超ロングセラー映画ブレードランナーのすべてのバージョンについて書いてます。
1982年夏の公開時は大ヒット作E.Tに隠れてブレードランナーの興業は振るわず日本でもロードショーでは全く人気がなくすぐに上映が打ち切られた。2020年レプリカントが人類に宣戦布告というスター・ウォーズ系SF映画を思わせる広告コピーのため関係者が来場しなかった。その後ブレードランナーのビデオが発売・レンタルになってからは記録的な販売となり改めてSF映画の傑作のひとつという評価を得ている。監督のリドリー・スコットはエイリアン(1979年)に次ぐ2作目となる本作でも独自の映像感覚を披露し技術と退廃にまみれた近未来の巨大都市を表現した。ブレードランナーのレプリカントのリーダーのバッティ役のルトガー・ハウアーは人造人間の狂気と悲しみを演じ強烈な印象を残した。ブレードランナーのレイチェル役のショーン・ヤングとプリス役のダリル・ハンナも本作から注目された。本作には諸般の事情により他映画作品ではない5つの異なるバージョンが存在する。とくに監督が再編集した1992年のブレードランナーディレクターズ・カットでは作品の解釈を変えるような意味深な場面が追加されファンの間で物議を醸した。
これら5つのバージョンは日本で2007年12月14日に発売されたDVDボックスブレードランナー製作25周年記念アルティメット・コレクターズ・エディションで全て見る事ができます。ブレードランナーリサーチ試写版は本作公開前に観客の反応を見る為に作られたバージョン。監督が意図した作品に一番近いと言われている。 ブレードランナー初期劇場公開版は北米で初めて上映されたバージョン。ブレードランナーリサーチ試写版で不評だった点を改善し一般受けを良くしようとした。ハリソン・フォードのナレーションの追加及び結末のハッピーエンド化などを行った。ブレードランナーインターナショナル・バージョンはヨーロッパや日本で公開されたバージョン。ブレードランナーディレクターズ・カットは1992年に公開10周年を記念し再編集されたバージョン。ブレードランナーファイナル・カットは2007年公開25周年を記念し再びリドリーの総指揮によって再編集されたバージョン。ディレクターズカットを基にファンには周知の細かい撮影ミスの修正を最新デジタル技術を駆使しHD時代の視聴にも対応させた版です。

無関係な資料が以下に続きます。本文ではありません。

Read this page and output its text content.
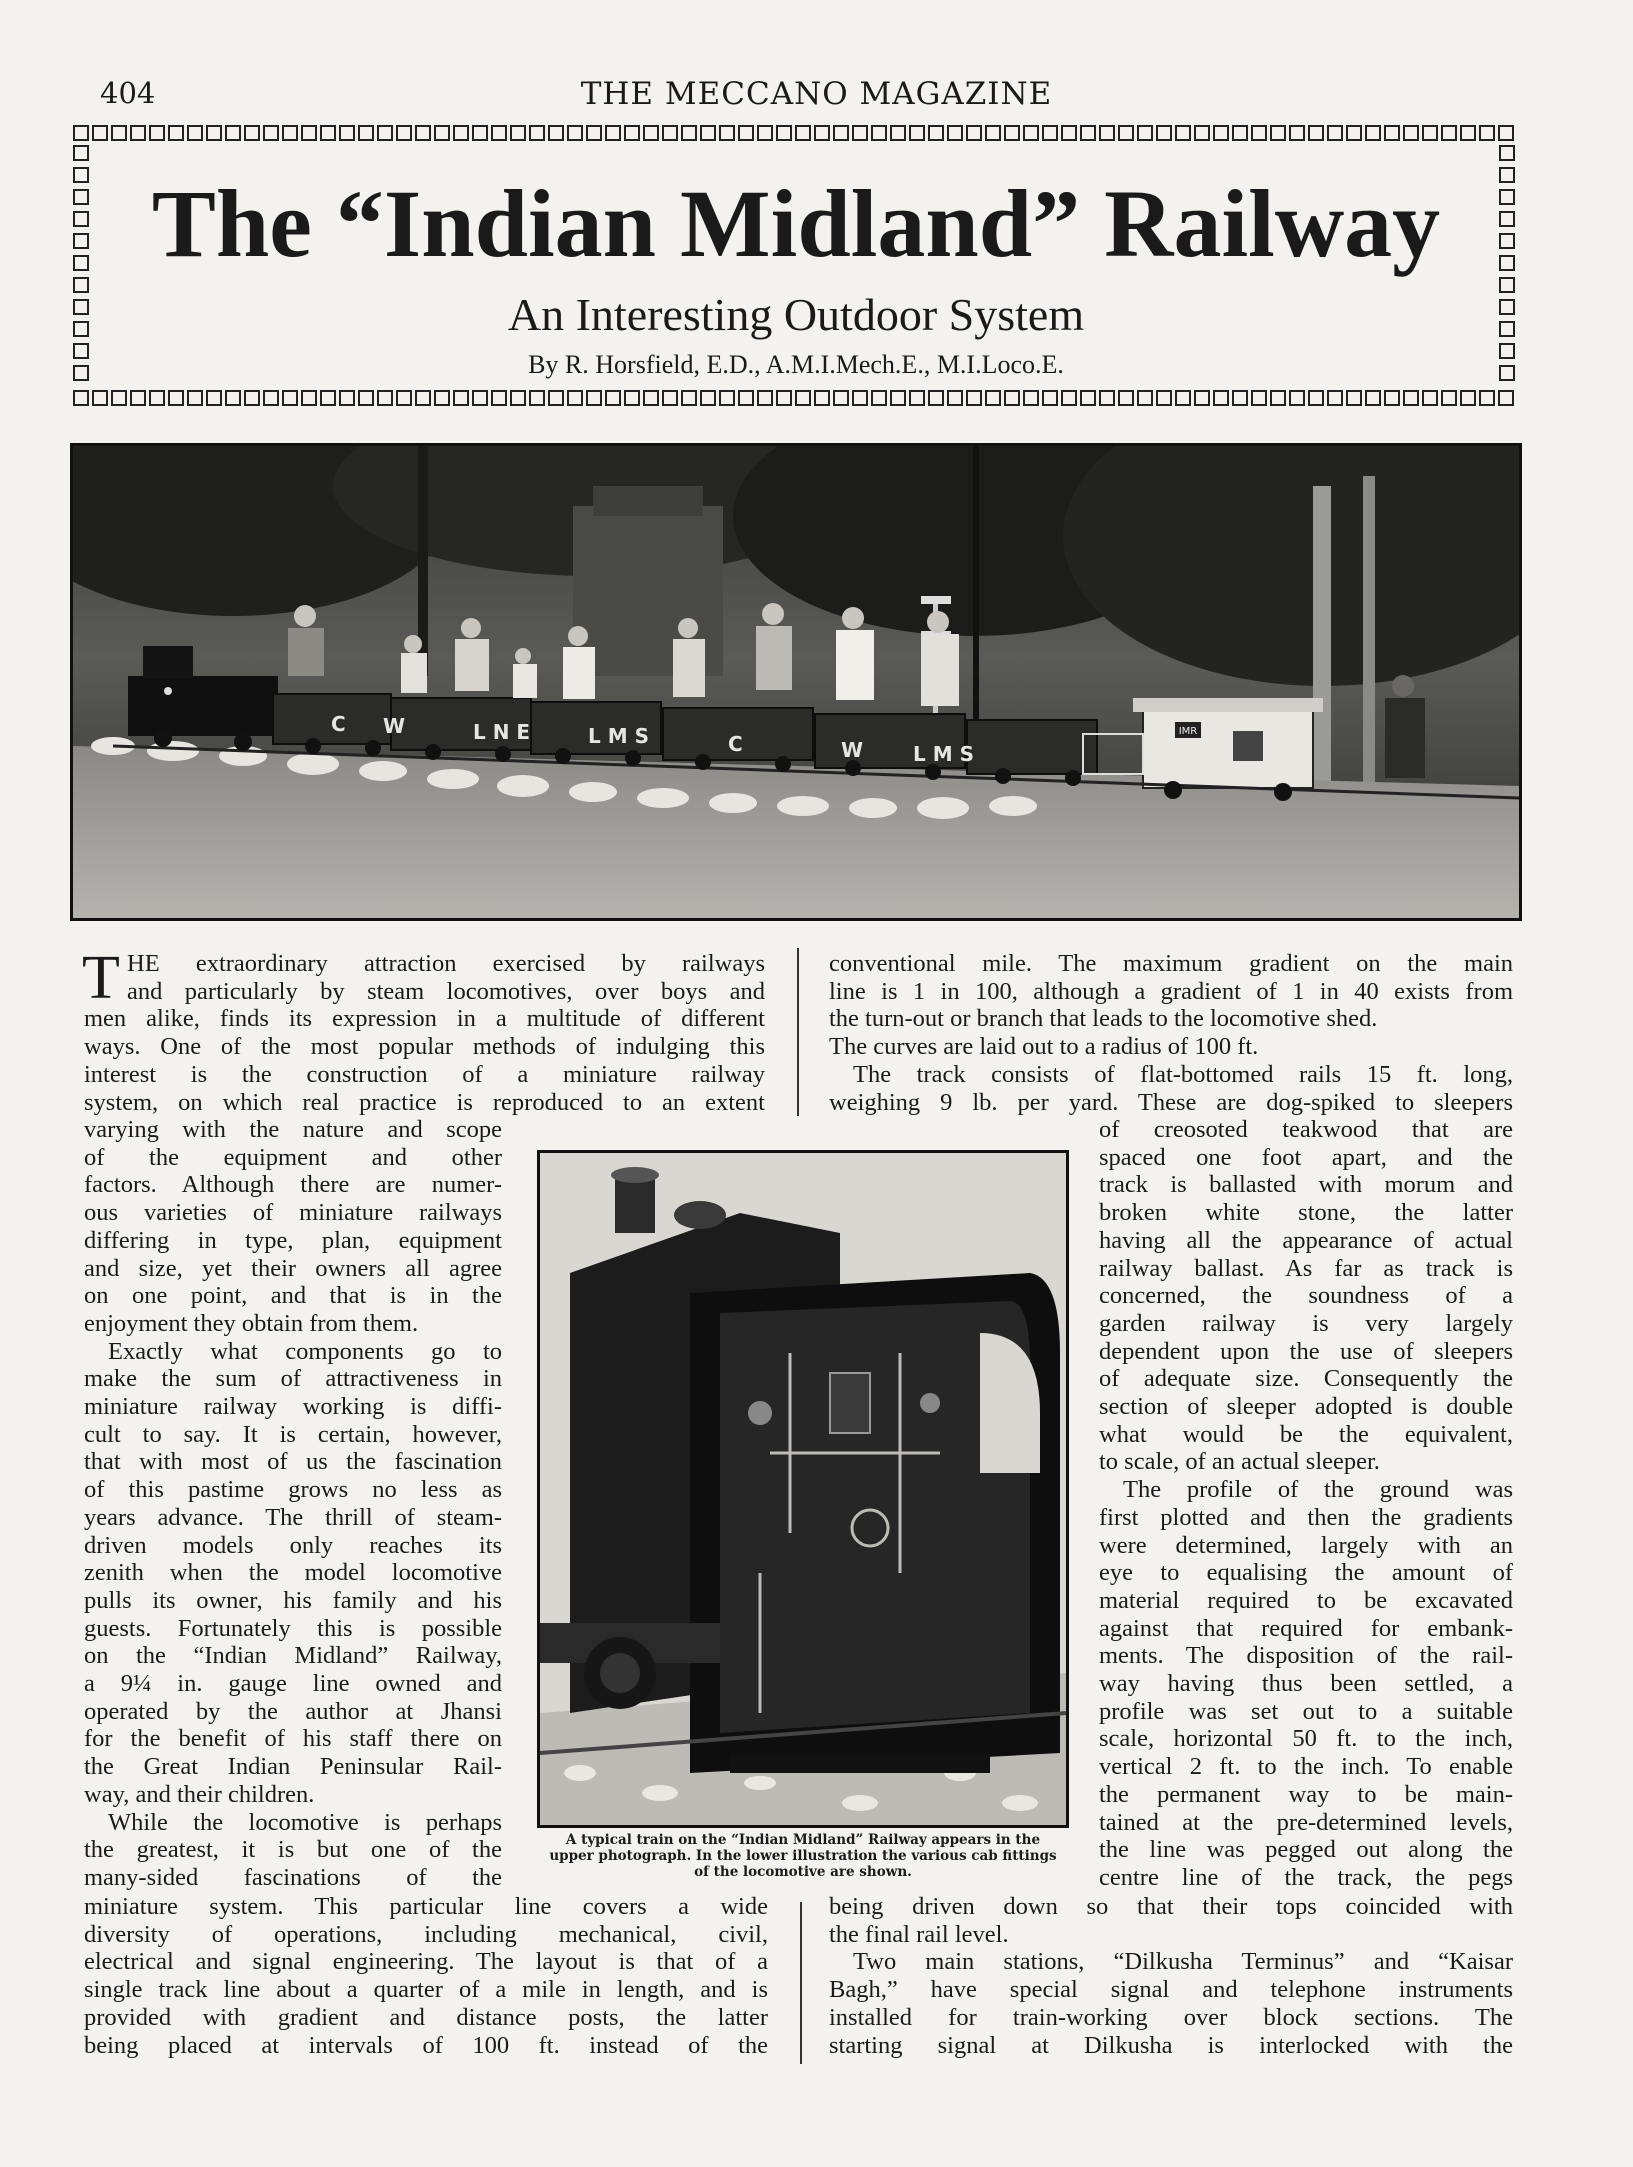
404	THE MECCANO MAGAZINE
The “Indian Midland” Railway
An Interesting Outdoor System
By R. Horsfield, E.D., A.M.I.Mech.E., M.I.Loco.E.
IMR
C W	L N E	L M S	C	W L M S
A typical train on the “Indian Midland” Railway appears in the
upper photograph. In the lower illustration the various cab fittings
of the locomotive are shown.
T HE extraordinary attraction exercised by railways
and particularly by steam locomotives, over boys and
men alike, finds its expression in a multitude of different
ways. One of the most popular methods of indulging this
interest is the construction of a miniature railway
system, on which real practice is reproduced to an extent
varying with the nature and scope
of the equipment and other
factors. Although there are numer-
ous varieties of miniature railways
differing in type, plan, equipment
and size, yet their owners all agree
on one point, and that is in the
enjoyment they obtain from them.
Exactly what components go to
make the sum of attractiveness in
miniature railway working is diffi-
cult to say. It is certain, however,
that with most of us the fascination
of this pastime grows no less as
years advance. The thrill of steam-
driven models only reaches its
zenith when the model locomotive
pulls its owner, his family and his
guests. Fortunately this is possible
on the “Indian Midland” Railway,
a 9¼ in. gauge line owned and
operated by the author at Jhansi
for the benefit of his staff there on
the Great Indian Peninsular Rail-
way, and their children.
While the locomotive is perhaps
the greatest, it is but one of the
many-sided fascinations of the
miniature system. This particular line covers a wide
diversity of operations, including mechanical, civil,
electrical and signal engineering. The layout is that of a
single track line about a quarter of a mile in length, and is
provided with gradient and distance posts, the latter
being placed at intervals of 100 ft. instead of the
conventional mile. The maximum gradient on the main
line is 1 in 100, although a gradient of 1 in 40 exists from
the turn-out or branch that leads to the locomotive shed.
The curves are laid out to a radius of 100 ft.
The track consists of flat-bottomed rails 15 ft. long,
weighing 9 lb. per yard. These are dog-spiked to sleepers
of creosoted teakwood that are
spaced one foot apart, and the
track is ballasted with morum and
broken white stone, the latter
having all the appearance of actual
railway ballast. As far as track is
concerned, the soundness of a
garden railway is very largely
dependent upon the use of sleepers
of adequate size. Consequently the
section of sleeper adopted is double
what would be the equivalent,
to scale, of an actual sleeper.
The profile of the ground was
first plotted and then the gradients
were determined, largely with an
eye to equalising the amount of
material required to be excavated
against that required for embank-
ments. The disposition of the rail-
way having thus been settled, a
profile was set out to a suitable
scale, horizontal 50 ft. to the inch,
vertical 2 ft. to the inch. To enable
the permanent way to be main-
tained at the pre-determined levels,
the line was pegged out along the
centre line of the track, the pegs
being driven down so that their tops coincided with
the final rail level.
Two main stations, “Dilkusha Terminus” and “Kaisar
Bagh,” have special signal and telephone instruments
installed for train-working over block sections. The
starting signal at Dilkusha is interlocked with the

ブレードランナーとレプリカントは原作アンドロイドは電気羊の夢を見るか?には出てこない。これはある日本人のスーパーバイザーが考えたものである。その影響もあり日本的な映像をブレードランナーにとりこんである。とくに強力わかもととビルに大きく映し出された芸者はスーパーバイザーの強い要望が働いたとされている。なおブレードランナーという言葉はウィリアム・S・バロウズの小説ブレードランナーから取られたとする説が有力でブレードランナーのエンドロールでは題名使用に対してバロウズへの謝辞が書かれているが小説の内容自体はブレードランナーとは全く関連性はない。 原作との関係は原作小説人間そっくりの人造人間を見つけだす専門家というアイデアは踏襲しているがブレードランナーでは無常アクション調に改めてあり別作品とみることもできる。原作者のフィリップ・K・ディックは製作会社にブレードランナー映画化権を売った後に製作には関与していない。ディックはハンプトン・フィンチャーが書いた脚本第一稿に難色を示しデイヴィッド・ピープルズの改稿に満足したといわれるが映画の完成を待たずに急逝した。